If you use heart rate to divide your high, low, and medium intensity training, you will find it very difficult to achieve an 80/20 split because your actual high-intensity work will most likely account for only 5% of your weekly effort. That is to say, actual running in the anaerobic heart rate zone will only account for approximately 5% of your weekly effort. So dividing exactly by HR will lead to a 95/5 split, whereas dividing by session will be more like 80/20 because your high intensity ‘sessions’ include plenty of time in the middle zones.

Why Run at High Intensity?

Running at high intensity is where the magic happens. This is where micro-tearing occurs. Muscle fibers break down and rebuild stronger than before. In old money this would be the top of Threshold Zone 4 and into Anaerobic Zone 5.

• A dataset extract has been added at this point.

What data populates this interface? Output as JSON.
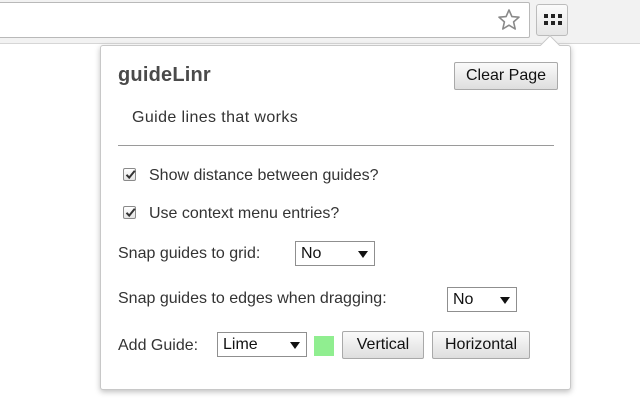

This is also the zone that will improve your VO2 Max. That’s the amount of oxygen your body can utilize during exercise.

Why Run at Low Intensity?

Running at low intensity is also a magical place to be. This is where mitochondria are formed. They are the energy transfer masters, breaking down nutrients and filling the cells with energy to maintain performance.

The more mitochondria you have, the more energy you can generate. Furthermore, the more oxygen your cells can hold (VO2 Max) the better the mitochondria do their job.

This is also the zone that teaches your body to use fat as fuel more efficiently. This means you can run longer without having to consume too much sugar, which causes so many gastric issues in distance running.

Finally, low-intensity running is less likely to result in injury. It enables the body to recover faster and reduces overall fatigue, allowing you to achieve a higher weekly training volume.

Worth Trying

If you are continually tired after your week’s training, if you suffer regular injuries, if you seem to have plateaued with your PRs - perhaps it’s worth slowing things down. Keep those high-intensity interval sessions, but drop the tempo runs back and don’t push so hard up those hills.

Run slightly longer, but a lot slower. You may just find that Polarized Training is the way forward for you!